If you want them, turn the page.
If you don’t, put the book back on the shelf, please.”

So begins the latest whirlwind romance from the bestselling authors of Nick & Norah’s Infinite Playlist. Lily has left a red notebook full of challenges on a favorite bookstore shelf, waiting for just the right guy to come along and accept its dares. But is Dash that right guy? Or are Dash and Lily only destined to trade dares, dreams, and desires in the notebook they pass back and forth at locations across New York? Could their in-person selves possibly connect as well as their notebook versions?

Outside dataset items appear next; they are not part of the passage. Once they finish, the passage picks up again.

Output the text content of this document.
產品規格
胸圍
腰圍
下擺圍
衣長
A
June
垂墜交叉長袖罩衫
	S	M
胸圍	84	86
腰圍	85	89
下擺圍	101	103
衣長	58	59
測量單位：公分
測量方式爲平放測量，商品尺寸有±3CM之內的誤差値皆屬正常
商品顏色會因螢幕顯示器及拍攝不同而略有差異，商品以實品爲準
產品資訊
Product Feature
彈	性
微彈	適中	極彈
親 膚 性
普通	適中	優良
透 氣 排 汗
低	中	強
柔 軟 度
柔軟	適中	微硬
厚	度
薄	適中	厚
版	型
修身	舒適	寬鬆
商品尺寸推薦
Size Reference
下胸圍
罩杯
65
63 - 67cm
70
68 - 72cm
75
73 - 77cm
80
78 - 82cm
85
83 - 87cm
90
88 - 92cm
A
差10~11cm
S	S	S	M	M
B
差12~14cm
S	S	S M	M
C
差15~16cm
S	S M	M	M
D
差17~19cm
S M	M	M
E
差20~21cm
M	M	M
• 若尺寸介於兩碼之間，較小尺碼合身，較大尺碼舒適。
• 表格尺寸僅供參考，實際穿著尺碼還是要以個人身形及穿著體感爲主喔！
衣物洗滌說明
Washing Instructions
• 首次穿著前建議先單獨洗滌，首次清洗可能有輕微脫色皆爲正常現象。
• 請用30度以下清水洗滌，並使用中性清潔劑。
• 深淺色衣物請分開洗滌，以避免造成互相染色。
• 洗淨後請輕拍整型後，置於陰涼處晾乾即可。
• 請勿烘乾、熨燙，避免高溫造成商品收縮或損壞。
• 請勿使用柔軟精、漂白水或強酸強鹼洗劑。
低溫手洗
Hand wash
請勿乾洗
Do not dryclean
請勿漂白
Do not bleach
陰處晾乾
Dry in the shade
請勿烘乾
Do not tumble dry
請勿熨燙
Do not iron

Or will they be a comic mismatch of disastrous proportions?

Rachel Cohn and David Levithan have written a love story that will have readers perusing bookstore shelves, looking and longing for a love (and a red notebook) of their own.

Synopsis from Goodreads

This was my first experience with David Levithan and Rachel Cohn. How have I not read any of their books before?! I can assure you that I will be remedying this immediately.

This is an insanely sweet love story, where the L-word is mysteriously absent. There is no insta-love here! (Unless you count me falling in love with the authors within mere pages) The authors took a unique approach to writing the story, alternating scenes, without planning the plot. This allows the story to take a natural path, the characters actions responding to each other in a real way. What grabbed me was the choice of words, which mirrors a kind of perfection that I rarely see.

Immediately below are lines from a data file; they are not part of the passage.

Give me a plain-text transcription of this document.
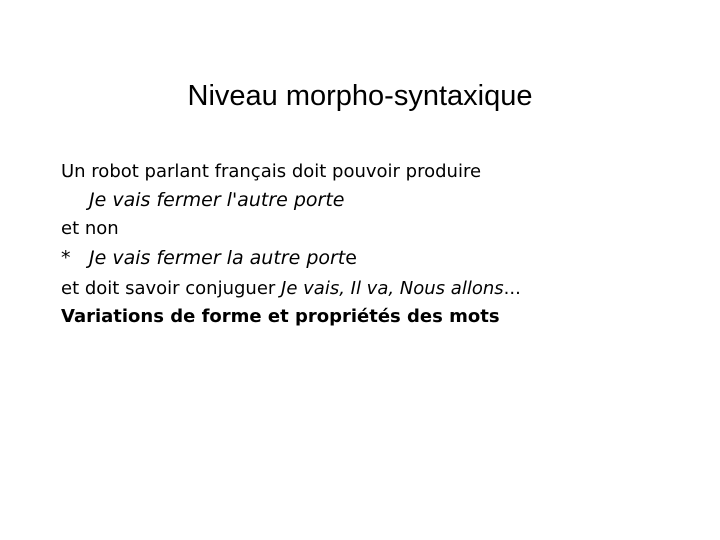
Niveau morpho-syntaxique
Un robot parlant français doit pouvoir produire
Je vais fermer l'autre porte
et non
* Je vais fermer la autre porte
et doit savoir conjuguer Je vais, Il va, Nous allons...
Variations de forme et propriétés des mots
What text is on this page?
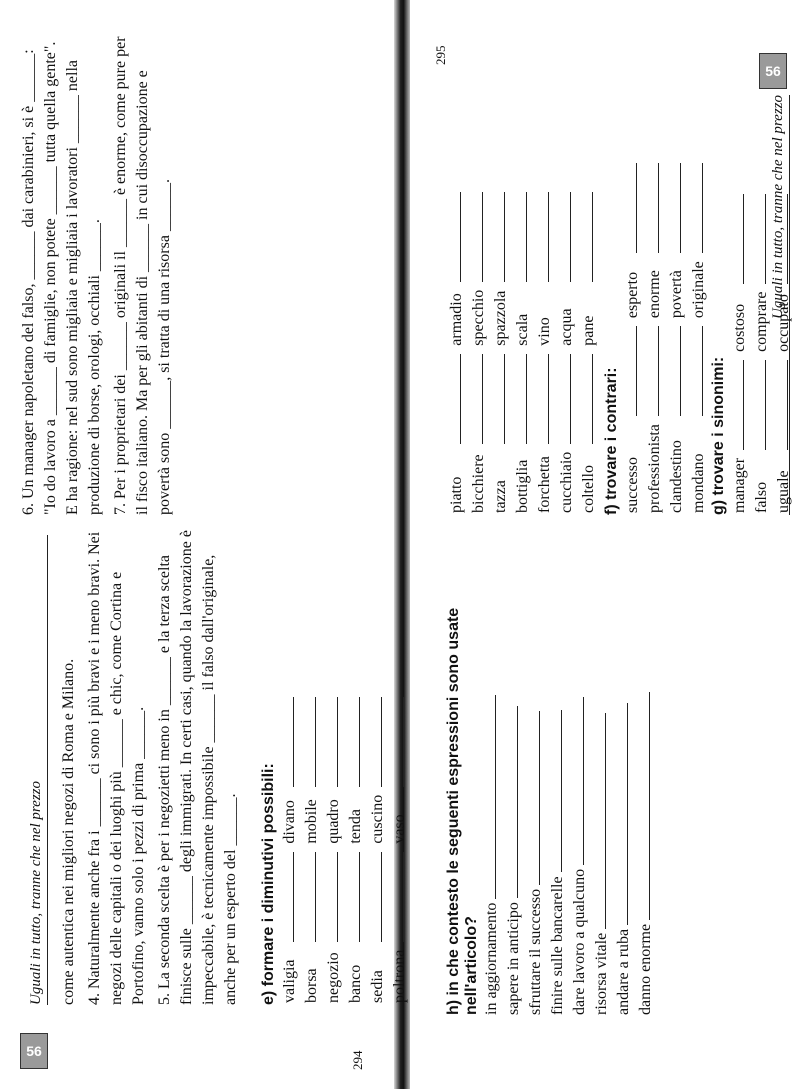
56
Uguali in tutto, tranne che nel prezzo
294

come autentica nei migliori negozi di Roma e Milano. 4. Naturalmente anche fra i ______ ci sono i più bravi e i meno bravi. Nei negozi delle capitali o dei luoghi più ______ e chic, come Cortina e Portofino, vanno solo i pezzi di prima ______. 5. La seconda scelta è per i negozietti meno in ______ e la terza scelta finisce sulle ______ degli immigrati. In certi casi, quando la lavorazione è impeccabile, è tecnicamente impossibile ______ il falso dall'originale, anche per un esperto del ______.

6. Un manager napoletano del falso, ______ dai carabinieri, si è ______: "Io do lavoro a ______ di famiglie, non potete ______ tutta quella gente". E ha ragione: nel sud sono migliaia e migliaia i lavoratori ______ nella produzione di borse, orologi, occhiali ______. 7. Per i proprietari dei ______ originali il ______ è enorme, come pure per il fisco italiano. Ma per gli abitanti di ______ in cui disoccupazione e povertà sono ______, si tratta di una risorsa ______.

e) formare i diminutivi possibili: valigia		divano	
borsa		mobile	
negozio		quadro	
banco		tenda	
sedia		cuscino	
poltrona		vaso	
56
Uguali in tutto, tranne che nel prezzo
295
piatto		armadio	
bicchiere		specchio	
tazza		spazzola	
bottiglia		scala	
forchetta		vino	
cucchiaio		acqua	
coltello		pane	
f) trovare i contrari: successo		esperto	
professionista		enorme	
clandestino		povertà	
mondano		originale	
g) trovare i sinonimi: manager		costoso	
falso		comprare	
uguale		occupato	
h) in che contesto le seguenti espressioni sono usate nell'articolo? in aggiornamento sapere in anticipo sfruttare il successo finire sulle bancarelle dare lavoro a qualcuno risorsa vitale andare a ruba danno enorme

The characters are Dash and Lily. Under most circumstances, they would never have met, certainly never would have dated. But it all starts when Lily plants a red moleskin journal in the bookstore, issuing a dare, and Dash stumbles onto it, a friendship blossoms. Each author brings a personality unique to their characters, and while we are never given much of a physical description of them, instead of making them anonymous, they become universal.

The first half of the book is lighthearted, with a quirky humor. I found myself literally laughing out loud. And we're not talking *giggle* and *titter*, but more *guffaw* and *snort*. The rapport between Dash and Lily feels easy. The second half of the book, as Dash and Lily are forced further away from the safety of the journal, shows that relationships are not easy. They take work and compromise, and maybe they aren't always worth it.

A copy of this book was provided by Netgalley.